Fuck it. Again

Here I am, again, on the edge of the abyss with my feet so close I could fall any second. The guilt of wanting to take my own life is all that stops me. If I could forget that there are people fighting to live then perhaps I’d give up the battle for mine so much more easily. 

I haven’t written for a while. I was happy. I met someone who made me light up inside and gave me my life back. But it’s all shaping up to be a complete lie. What is it about me that screams use me? I still don’t know if it’s true or not. If I go with my heart I’m screwed, if I go with my head, I’m screwed. I’m screwed either way. I swore I’d never fall for someone again and I did. Big mistake. 

And now, history repeats.
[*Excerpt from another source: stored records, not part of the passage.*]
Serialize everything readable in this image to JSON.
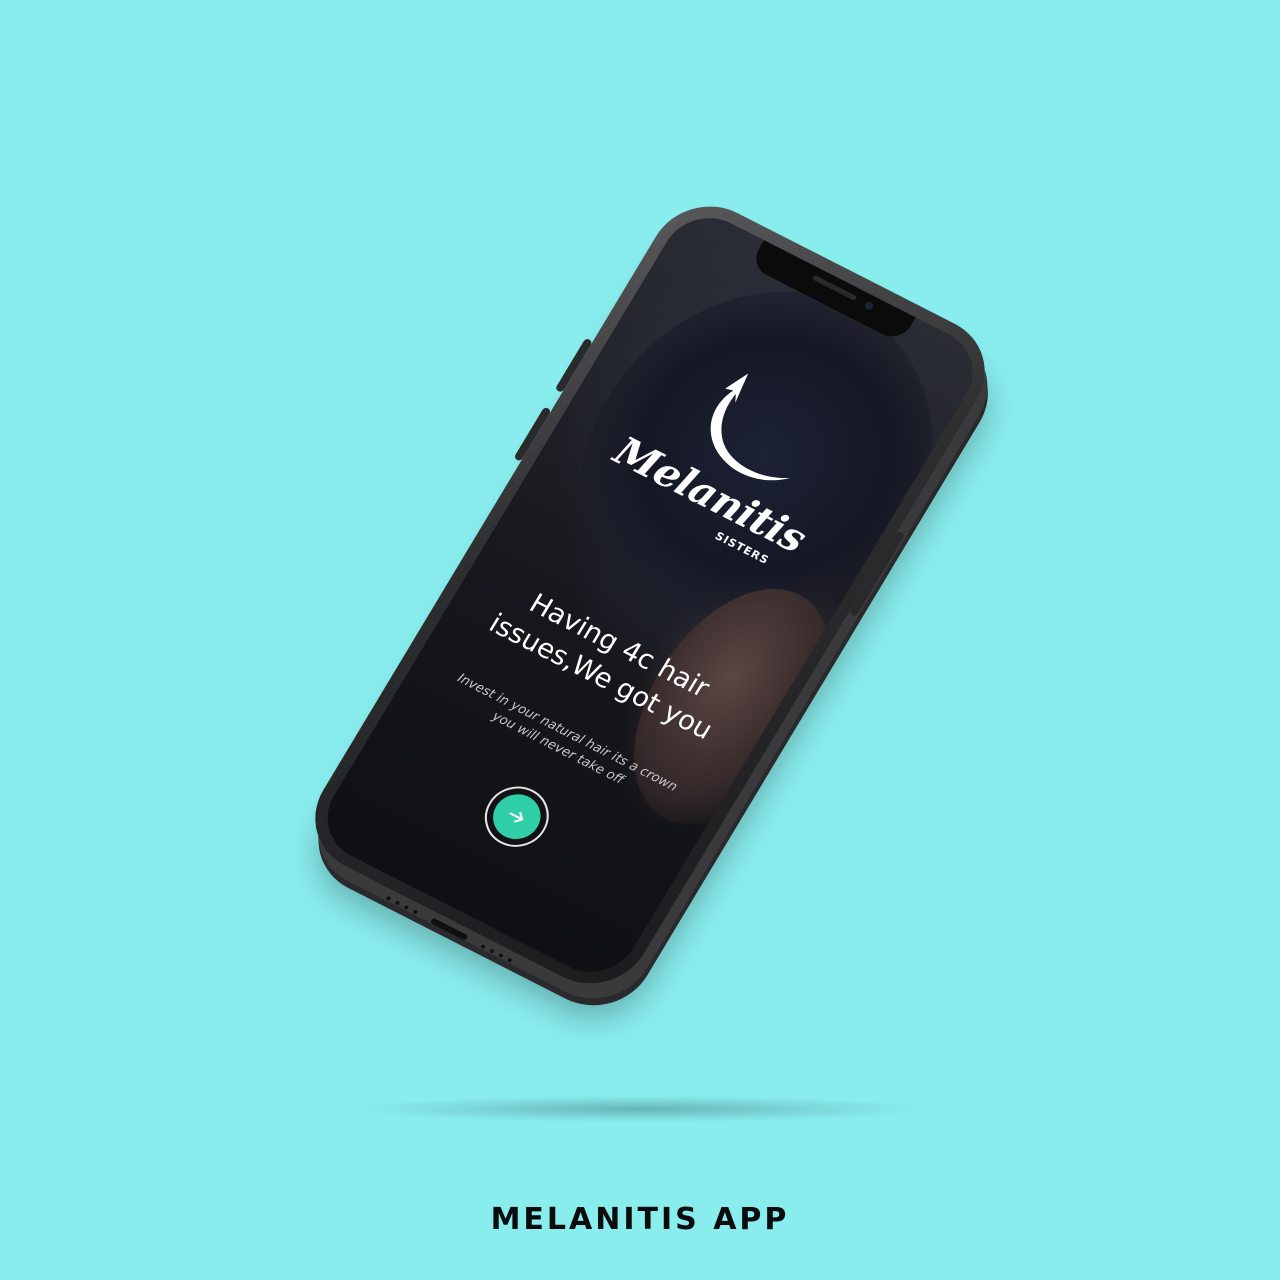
{
  "caption": "MELANITIS APP",
  "app": {
    "logo": {
      "name": "elanitis",
      "initial": "M",
      "subtitle": "SISTERS"
    },
    "headline_line1": "Having 4c hair",
    "headline_line2": "issues,We got you",
    "subtext_line1": "Invest in your natural hair its a crown",
    "subtext_line2": "you will never take off",
    "next_button_icon": "arrow-right-icon"
  },
  "colors": {
    "background": "#89ECED",
    "accent": "#2FD0A8",
    "phone_body": "#2e2e30",
    "text": "#ffffff"
  }
}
I’m crumbling like I did, for most of this year. The one that taught me nothing lasts forever. All that remains is the hurt and pain, and the enduring struggle to keep going in the naive belief that life will get better. 

It hasn’t. Right now it’s hard to believe it ever will. The world is full of hate and anger and do I really need to be a part of that? Do I want to live in a world where I’m judged on how I look and the balance of my bank account? Where a fleeting 5 minutes of fame gets you more press attention than refugees fleeing a war zone? Do I want to live in a society that values where you come from as opposed to what you can bring to that society? No, I don’t. I fear for humanity. 

I fear for the next week, that I’ll get my answer and my instinct will be proven right. All that I’ve invested and hoped for will just turn out to be one giant waste of my time. I’ve come so close the last few weeks, and it’s scary. I’m holding on but not to hope. Hope has gone. All that remains is the bitter aftertaste that life can kick you when you’re down and then piss all over the wounds that it’s inflicted. 

Who knows what the future brings. But it’s bleak and dark and pointless.